Where the wild things are

“Honey, you missed a gorilla!”

“Hey, is that Lady Godiva … naked?!”

Monkeys, Smurfs and transvestites were spotted on and around campus Friday. GW students may be accustomed to diversity, but Halloween opened their horizons even wider.

Halloween in D.C. is no suburban celebration. GW students hail from all over the country – all over the world, in fact. And small towners easily could be shocked on this crazy holiday by people dressed in whips and chains. To say nothing of the drag races in Dupont Circle.

Freaking out

Last week buzzed with conversation of where to spend All Hallows Eve; the flood of parties and events made choosing tricky. There were dozens of clubs pumping and private parties galore. The option of “people watching” in Georgetown or Dupont Circle also was quite tempting.

Halloween spirit bubbled over campus Friday. Students itched to get out of class and hit the streets. Some wore costumes to class – a parade of Smurfs wove through the Marvin Center.

Camaraderie was in the autumn air. College students usually meet each other wearing their adult masks. Halloween offered an opportunity to be children together.

“Halloween is so much fun here,” Thurston Hall roommates Whitney Landa and Molly Harrington said. “At home we have outgrown it. But here it is as much fun for us as it is for the kids.” They said they waited in a long line outside a costume shop on 21st Street Friday.

Landa and Harrington said they were looking for something fun to wear to costume parties at the Spy and Zei clubs. They were not alone on the clubbing scene that night – dance clubs drew a good chunk of GW students. Some clubs offered as much as $300 for the best costume.

On Embassy Row

Other costumed Colonials trooped to Embassy Row to gather some tricks and treats. Mingling with the Metro’s rush hour crowd, students brought smiles to grim commuter faces.

Once on the Row, costumes streamed behind as students ran up the walkways of the embassies, craving sweets like children.

“I need candy!” Preethy Kolinjivadi cried as her group hustled down Massachusetts Ave., heading for the nearest open door.

GW students met each other along the way, merging their giggling groups into one massive swarm as they approached the ornate embassy doors. Sing-song cries of “trick-or-treat” chimed throughout the neighborhood.

Many embassy employees were taken aback by the enthusiasm of the disguised young adults – and some GW students seemed dazzled by their first time on embassy property.

Students helped drape spider webs on the walls of the Estonian Embassy, to the wonderment of puzzled embassy employees. When an Indian Embassy worker headed upstairs to refill the candy bowl, a student dashed up the stairs in pursuit.

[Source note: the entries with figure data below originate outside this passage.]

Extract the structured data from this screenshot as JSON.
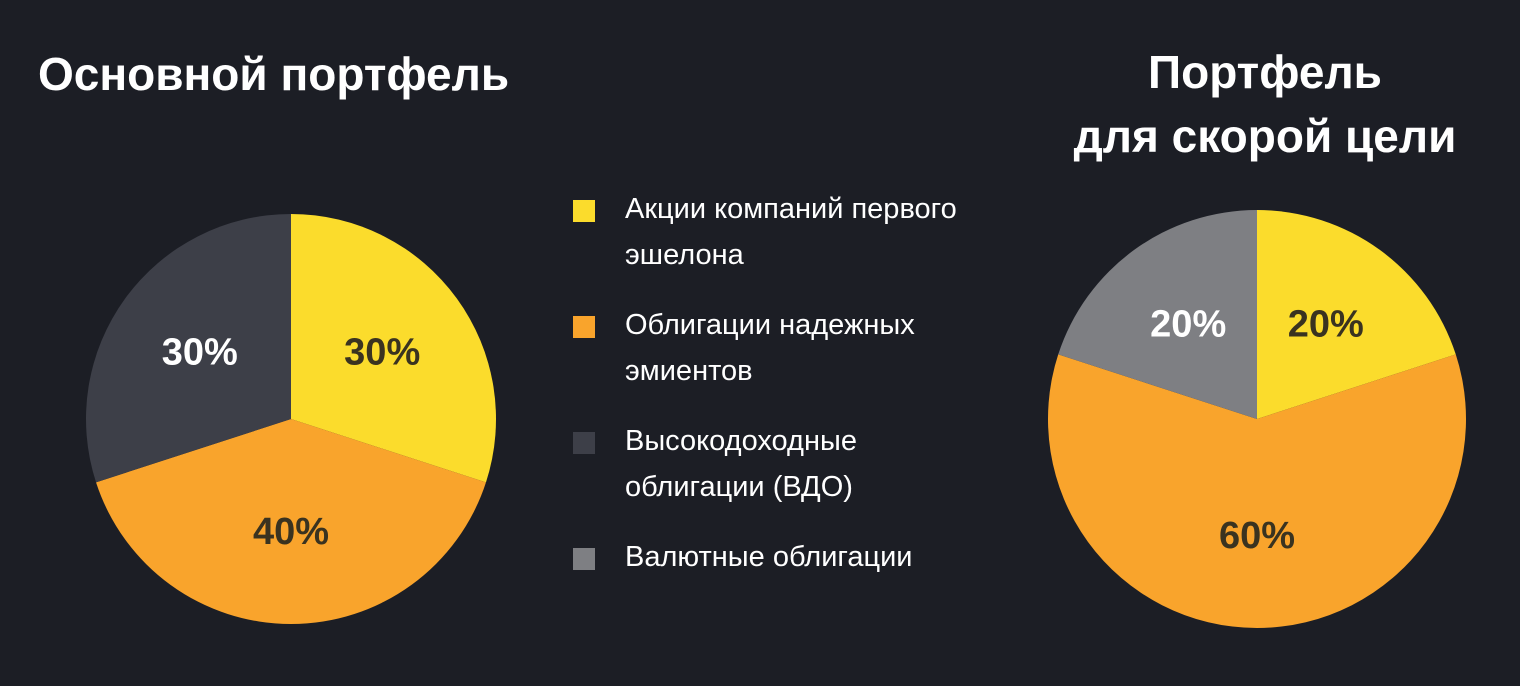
{
  "colors": {
    "background": "#1c1e25",
    "yellow": "#fbdc2c",
    "orange": "#f9a42c",
    "dark": "#3d3f48",
    "gray": "#7e7f83",
    "text_dark": "#3a3320",
    "text_white": "#ffffff"
  },
  "chart_data": [
    {
      "type": "pie",
      "title": "Основной портфель",
      "slices": [
        {
          "label": "Акции компаний первого эшелона",
          "value": 30,
          "display": "30%",
          "color": "#fbdc2c",
          "label_color": "#3a3320"
        },
        {
          "label": "Облигации надежных эмиентов",
          "value": 40,
          "display": "40%",
          "color": "#f9a42c",
          "label_color": "#3a3320"
        },
        {
          "label": "Высокодоходные облигации (ВДО)",
          "value": 30,
          "display": "30%",
          "color": "#3d3f48",
          "label_color": "#ffffff"
        }
      ]
    },
    {
      "type": "pie",
      "title": "Портфель для скорой цели",
      "title_lines": [
        "Портфель",
        "для скорой цели"
      ],
      "slices": [
        {
          "label": "Акции компаний первого эшелона",
          "value": 20,
          "display": "20%",
          "color": "#fbdc2c",
          "label_color": "#3a3320"
        },
        {
          "label": "Облигации надежных эмиентов",
          "value": 60,
          "display": "60%",
          "color": "#f9a42c",
          "label_color": "#3a3320"
        },
        {
          "label": "Валютные облигации",
          "value": 20,
          "display": "20%",
          "color": "#7e7f83",
          "label_color": "#ffffff"
        }
      ]
    }
  ],
  "legend": [
    {
      "label_lines": [
        "Акции компаний первого",
        "эшелона"
      ],
      "color": "#fbdc2c"
    },
    {
      "label_lines": [
        "Облигации надежных",
        "эмиентов"
      ],
      "color": "#f9a42c"
    },
    {
      "label_lines": [
        "Высокодоходные",
        "облигации (ВДО)"
      ],
      "color": "#3d3f48"
    },
    {
      "label_lines": [
        "Валютные облигации"
      ],
      "color": "#7e7f83"
    }
  ]
}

Other students were drawn to M Street in Georgetown, where they joined the droves of Halloween revelers. Traffic was stopped on both sides of the street. Horns blared, stereos thumped and necks craned to catch a glimpse of the colorful human spectacle.

Rows of security officers lining the blocks looked on while people danced, sang and strutted behind their masks.

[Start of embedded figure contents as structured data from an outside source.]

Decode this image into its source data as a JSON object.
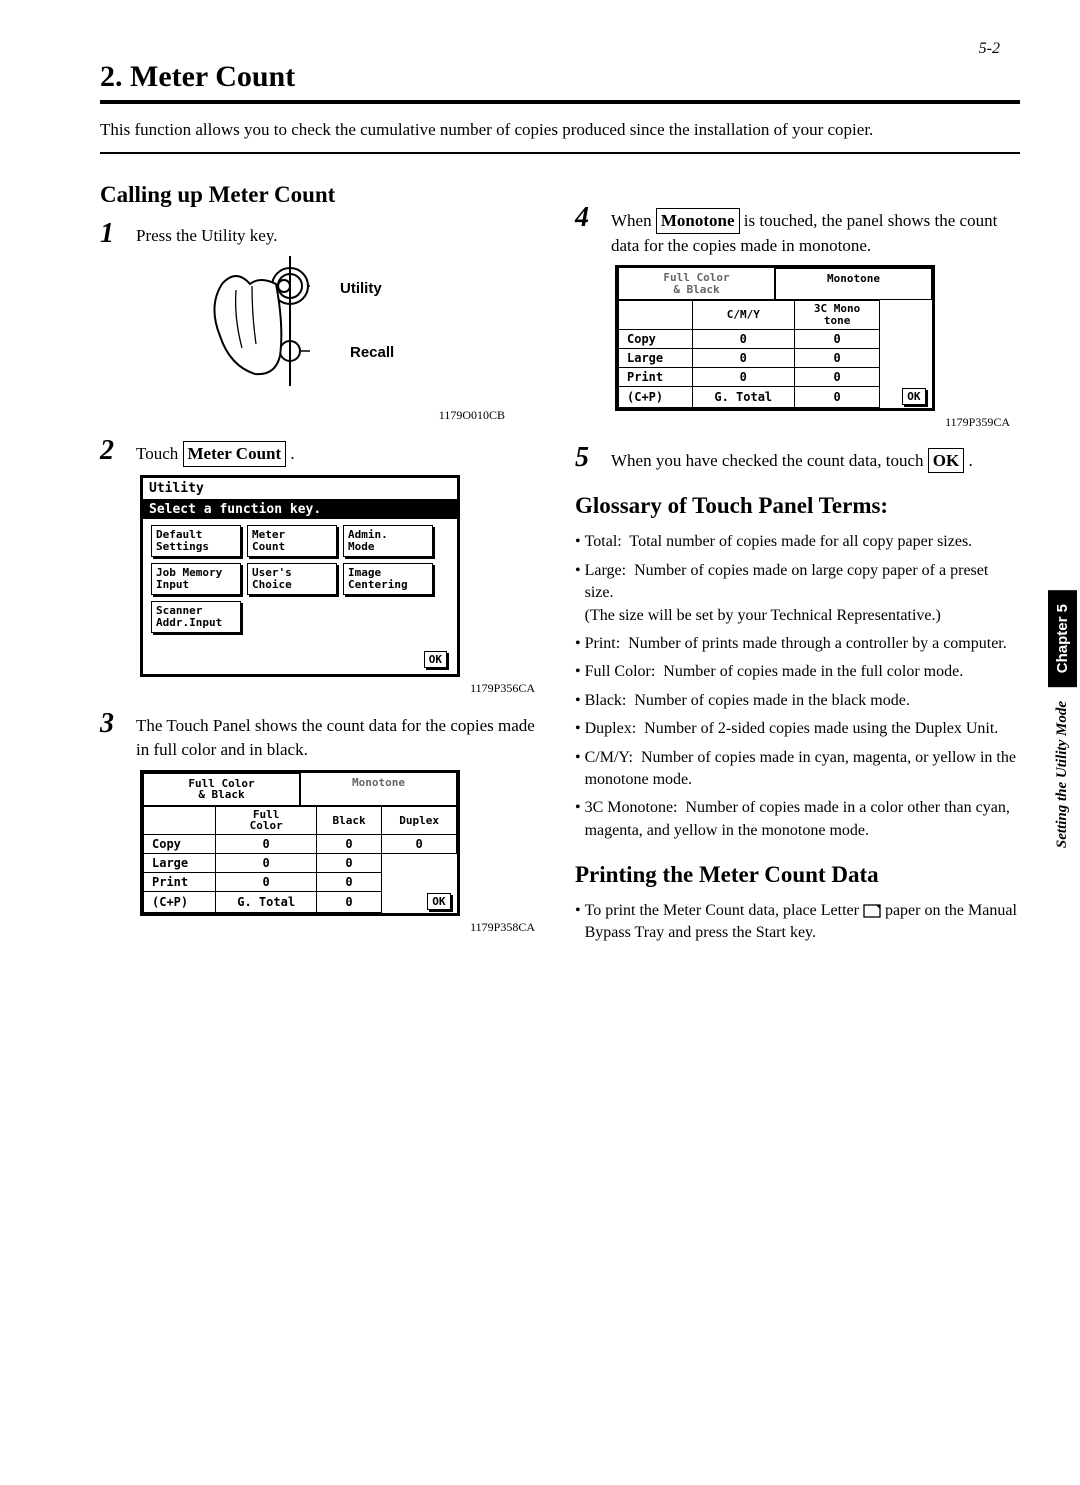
{
  "page_number": "5-2",
  "title": "2. Meter Count",
  "intro": "This function allows you to check the cumulative number of copies produced since the installation of your copier.",
  "subhead_calling": "Calling up Meter Count",
  "step1": {
    "text": "Press the Utility key."
  },
  "utility_labels": {
    "utility": "Utility",
    "recall": "Recall"
  },
  "caption1": "1179O010CB",
  "step2": {
    "prefix": "Touch ",
    "box": "Meter Count",
    "suffix": " ."
  },
  "utility_panel": {
    "header": "Utility",
    "subheader": "Select a function key.",
    "buttons": [
      [
        "Default\nSettings",
        "Meter\nCount",
        "Admin.\nMode"
      ],
      [
        "Job Memory\nInput",
        "User's\nChoice",
        "Image\nCentering"
      ],
      [
        "Scanner\nAddr.Input"
      ]
    ],
    "ok": "OK"
  },
  "caption2": "1179P356CA",
  "step3": {
    "text": "The Touch Panel shows the count data for the copies made in full color and in black."
  },
  "meter1": {
    "tab1": "Full Color\n& Black",
    "tab2": "Monotone",
    "cols": [
      "",
      "Full\nColor",
      "Black",
      "Duplex"
    ],
    "rows": [
      [
        "Copy",
        "0",
        "0",
        "0"
      ],
      [
        "Large",
        "0",
        "0",
        ""
      ],
      [
        "Print",
        "0",
        "0",
        ""
      ]
    ],
    "cp": "(C+P)",
    "gtotal": "G. Total",
    "gtotal_val": "0",
    "ok": "OK"
  },
  "caption3": "1179P358CA",
  "step4": {
    "prefix": "When ",
    "box": "Monotone",
    "suffix": " is touched, the panel shows the count data for the copies made in monotone."
  },
  "meter2": {
    "tab1": "Full Color\n& Black",
    "tab2": "Monotone",
    "cols": [
      "",
      "C/M/Y",
      "3C Mono\ntone"
    ],
    "rows": [
      [
        "Copy",
        "0",
        "0"
      ],
      [
        "Large",
        "0",
        "0"
      ],
      [
        "Print",
        "0",
        "0"
      ]
    ],
    "cp": "(C+P)",
    "gtotal": "G. Total",
    "gtotal_val": "0",
    "ok": "OK"
  },
  "caption4": "1179P359CA",
  "step5": {
    "prefix": "When you have checked the count data, touch ",
    "box": "OK",
    "suffix": " ."
  },
  "subhead_glossary": "Glossary of Touch Panel Terms:",
  "glossary": [
    {
      "term": "Total:",
      "def": "Total number of copies made for all copy paper sizes."
    },
    {
      "term": "Large:",
      "def": "Number of copies made on large copy paper of a preset size.\n(The size will be set by your Technical Representative.)"
    },
    {
      "term": "Print:",
      "def": "Number of prints made through a controller by a computer."
    },
    {
      "term": "Full Color:",
      "def": "Number of copies made in the full color mode."
    },
    {
      "term": "Black:",
      "def": "Number of copies made in the black mode."
    },
    {
      "term": "Duplex:",
      "def": "Number of 2-sided copies made using the Duplex Unit."
    },
    {
      "term": "C/M/Y:",
      "def": "Number of copies made in cyan, magenta, or yellow in the monotone mode."
    },
    {
      "term": "3C Monotone:",
      "def": "Number of copies made in a color other than cyan, magenta, and yellow in the monotone mode."
    }
  ],
  "subhead_printing": "Printing the Meter Count Data",
  "printing_bullet": {
    "prefix": "To print the Meter Count data, place Letter ",
    "suffix": " paper on the Manual Bypass Tray and press the Start key."
  },
  "side": {
    "chapter": "Chapter 5",
    "mode": "Setting the Utility Mode"
  }
}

At a glance, one could see Marvin the Martian, Merlin, vampires and Cookie Monster. One older woman dressed in slinky black leather brandished a whip and slapped rear ends upon request as her husband followed on a leash.

Ages and origins knew no limits on M Street. Students mingled with middle-aged people, and children ran underfoot. A group of air force members from Holland, Germany and Norway watched passers-by. The men explained that they are stationed in the United States for two years.

“They were going to have a Dutch party for us, but since Americans created this holiday, we wanted to have a true American Halloween,” Jurgen Looman commented, dressed in his Dutch fly suit.

“Lady Godiva is down on the corner, naked! I came all the way from Chicago to see that!” a man with a twirling white mustache said to his wife as they strolled through the throngs.

Like the man from Chicago, many Halloweeners came to Georgetown just to look around. “We just went to a house party and we came here to look at the costumes,” GW students Genevieve Byrne and Katie McGoldrick commented inside the Haagen Daz ice cream shop.

Metropolitan Police Department did not have Halloween night off. They covered the streets, keeping people on the sidewalks and directing traffic. At the intersection of Wisconsin and M streets, police shrilled their whistles, struggling to keep people out of harm’s way.

“If I had a whistle, I’d be the man too!” a Georgetown law student in army garb muttered, shark-finning through the crowd.

Rain did not dim the festivities and Halloween proved full of surprises. Students went to clubs, parties and trick-or-treated, reliving the fun Halloween brought to them as children.

Today the student masks are back in place.